The decision to move Sunday services remote was a difficult one, but, ultimately, the right one. We were all in agreement that we want to protect everyone in our community and forestall the spread of COVID-19 as much as possible. As Alex Kapitan said during the March 15th service, “This is what love looks like. This is what community care looks like.” In keeping with Alex’s reminder, we’re trying to imagine ways of using these disruptions creatively. The move to Sunday services gives us the chance to reach people in a whole different way, and in a wide variety of different places! We’re also experimenting with other creative ways of connecting members and friends of the fellowship, including a Discord server, a Zoom cafe, and much more!
We’ll all need these alternative forms of “distant socializing” as the weeks progress. Like you, many of us have experienced interruptions in our careers. We feel your concerns about money and food. We share your worries about the most vulnerable among us. These issues affect all of us, and we’re working with Rev. Chris, the Congregational Support Committee, and others to ensure that we can offer assistance where it is needed.
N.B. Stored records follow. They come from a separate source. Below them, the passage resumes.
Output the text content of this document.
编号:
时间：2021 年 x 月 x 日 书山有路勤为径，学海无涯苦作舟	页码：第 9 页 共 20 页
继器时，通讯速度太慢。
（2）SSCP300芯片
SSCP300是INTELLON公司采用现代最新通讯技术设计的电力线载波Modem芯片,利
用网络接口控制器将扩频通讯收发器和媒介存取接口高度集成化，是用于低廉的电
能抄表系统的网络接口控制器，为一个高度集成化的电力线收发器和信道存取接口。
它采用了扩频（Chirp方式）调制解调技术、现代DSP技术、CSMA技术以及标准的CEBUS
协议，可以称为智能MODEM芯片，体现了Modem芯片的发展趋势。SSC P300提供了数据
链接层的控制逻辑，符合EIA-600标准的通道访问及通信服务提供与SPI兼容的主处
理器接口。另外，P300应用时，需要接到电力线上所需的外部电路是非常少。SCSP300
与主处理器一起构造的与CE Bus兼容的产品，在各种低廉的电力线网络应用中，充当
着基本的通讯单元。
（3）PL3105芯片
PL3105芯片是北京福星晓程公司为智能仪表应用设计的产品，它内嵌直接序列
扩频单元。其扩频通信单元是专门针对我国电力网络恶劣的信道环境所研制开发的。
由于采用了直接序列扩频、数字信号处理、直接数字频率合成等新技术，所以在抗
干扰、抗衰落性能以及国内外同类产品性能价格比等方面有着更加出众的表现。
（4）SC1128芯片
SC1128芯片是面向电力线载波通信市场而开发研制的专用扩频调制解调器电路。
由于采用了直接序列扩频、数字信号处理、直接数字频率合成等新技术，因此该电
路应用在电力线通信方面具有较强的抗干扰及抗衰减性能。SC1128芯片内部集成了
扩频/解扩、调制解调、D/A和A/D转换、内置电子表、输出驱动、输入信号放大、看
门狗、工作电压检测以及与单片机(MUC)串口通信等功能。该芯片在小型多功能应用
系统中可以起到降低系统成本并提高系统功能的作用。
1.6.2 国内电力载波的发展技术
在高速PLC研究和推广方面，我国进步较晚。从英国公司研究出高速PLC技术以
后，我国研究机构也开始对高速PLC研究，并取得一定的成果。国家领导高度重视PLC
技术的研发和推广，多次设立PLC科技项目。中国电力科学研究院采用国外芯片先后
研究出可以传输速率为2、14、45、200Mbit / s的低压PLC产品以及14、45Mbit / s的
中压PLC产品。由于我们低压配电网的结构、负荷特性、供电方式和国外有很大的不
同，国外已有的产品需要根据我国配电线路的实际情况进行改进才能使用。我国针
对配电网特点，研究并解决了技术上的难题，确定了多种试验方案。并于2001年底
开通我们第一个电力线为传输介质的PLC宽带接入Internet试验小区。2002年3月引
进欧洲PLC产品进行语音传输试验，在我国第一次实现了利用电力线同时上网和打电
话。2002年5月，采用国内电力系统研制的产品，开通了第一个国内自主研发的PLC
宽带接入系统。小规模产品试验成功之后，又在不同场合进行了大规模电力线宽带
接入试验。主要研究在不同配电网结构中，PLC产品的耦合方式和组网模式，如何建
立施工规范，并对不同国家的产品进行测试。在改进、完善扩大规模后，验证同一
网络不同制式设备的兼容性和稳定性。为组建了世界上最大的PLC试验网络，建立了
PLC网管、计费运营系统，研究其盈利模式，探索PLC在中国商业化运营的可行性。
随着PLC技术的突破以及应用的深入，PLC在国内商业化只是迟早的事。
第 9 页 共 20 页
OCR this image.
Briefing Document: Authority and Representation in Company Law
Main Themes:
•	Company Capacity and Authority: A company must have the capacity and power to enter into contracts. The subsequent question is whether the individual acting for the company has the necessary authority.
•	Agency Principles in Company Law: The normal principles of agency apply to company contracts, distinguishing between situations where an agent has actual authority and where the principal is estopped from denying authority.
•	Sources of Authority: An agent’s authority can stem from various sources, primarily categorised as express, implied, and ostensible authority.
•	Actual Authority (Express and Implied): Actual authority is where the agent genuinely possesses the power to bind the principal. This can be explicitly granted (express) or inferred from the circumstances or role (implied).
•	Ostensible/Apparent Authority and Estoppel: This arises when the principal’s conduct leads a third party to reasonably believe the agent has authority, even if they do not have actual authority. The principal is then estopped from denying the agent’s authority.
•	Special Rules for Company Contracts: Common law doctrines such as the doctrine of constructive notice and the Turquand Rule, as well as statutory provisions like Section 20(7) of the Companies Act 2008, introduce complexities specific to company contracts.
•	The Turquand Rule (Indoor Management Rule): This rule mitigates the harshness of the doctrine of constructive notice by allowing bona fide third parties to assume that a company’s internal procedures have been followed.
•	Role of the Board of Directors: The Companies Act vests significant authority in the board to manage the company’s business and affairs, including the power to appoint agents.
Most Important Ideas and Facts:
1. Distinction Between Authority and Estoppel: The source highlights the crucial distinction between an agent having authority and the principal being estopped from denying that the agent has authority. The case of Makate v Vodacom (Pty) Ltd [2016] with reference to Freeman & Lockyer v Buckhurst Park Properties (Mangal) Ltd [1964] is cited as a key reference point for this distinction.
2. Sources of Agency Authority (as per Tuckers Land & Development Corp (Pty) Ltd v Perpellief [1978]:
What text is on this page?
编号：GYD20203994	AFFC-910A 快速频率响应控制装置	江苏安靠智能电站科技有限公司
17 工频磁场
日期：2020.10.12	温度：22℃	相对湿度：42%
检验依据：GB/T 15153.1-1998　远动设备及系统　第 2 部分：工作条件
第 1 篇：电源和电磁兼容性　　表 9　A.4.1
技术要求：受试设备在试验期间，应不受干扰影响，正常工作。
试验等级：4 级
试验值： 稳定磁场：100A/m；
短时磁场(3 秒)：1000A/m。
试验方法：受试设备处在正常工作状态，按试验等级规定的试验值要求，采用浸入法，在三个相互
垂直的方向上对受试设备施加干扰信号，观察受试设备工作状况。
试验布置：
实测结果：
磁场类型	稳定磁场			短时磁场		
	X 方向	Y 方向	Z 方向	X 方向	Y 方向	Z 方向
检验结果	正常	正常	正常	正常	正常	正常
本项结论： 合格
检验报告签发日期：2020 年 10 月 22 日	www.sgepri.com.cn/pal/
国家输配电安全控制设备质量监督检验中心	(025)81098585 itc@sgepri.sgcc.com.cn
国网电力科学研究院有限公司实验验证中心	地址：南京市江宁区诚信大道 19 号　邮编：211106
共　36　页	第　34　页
But I’m getting ahead of myself. A good bit our time this year has been spent reading Dan Hotchkiss’s Governance and Ministry. We’ve been working to discern the kind of governance structures that best match our growing fellowship, and we have lots of great ideas! As we grow our fellowship, we’ll need more nimble governance structures that will allow our ministries to act in ways that lead our congregation to thrive. For example, we’re considering proposing a reform to the election of committee chairs that will simplify the job of the Nominating Committee. In the coming months, we’ll be reaching out to the fellowship to gather additional perspectives on church governance and ministry and update you on this work in more detail.
One thing I can report on now: we’re learning to focus our attention as much as possible on policy rather than minutiae. We’ve had fruitful discussions about a number of different policies, such as who can use our buildings during political season. (Short answer: anyone we choose, so long as they’re non-partisan.) Even though we’re concentrating a lot on big picture ideas, old habits die hard. Our meetings (even the virtual one) still last beyond the planned time (often 6:30-8:30), suggesting that our use of a timekeeper hasn’t been as successful as we hoped it would be. We’ve continued to have many discussions about smaller issues and opportunities, such as office renovations for our staff, new internet and printing hardware, bathroom signage, and much more. Despite the difficulty of the times, we remain hopeful about a future with a healthy, growing fellowship!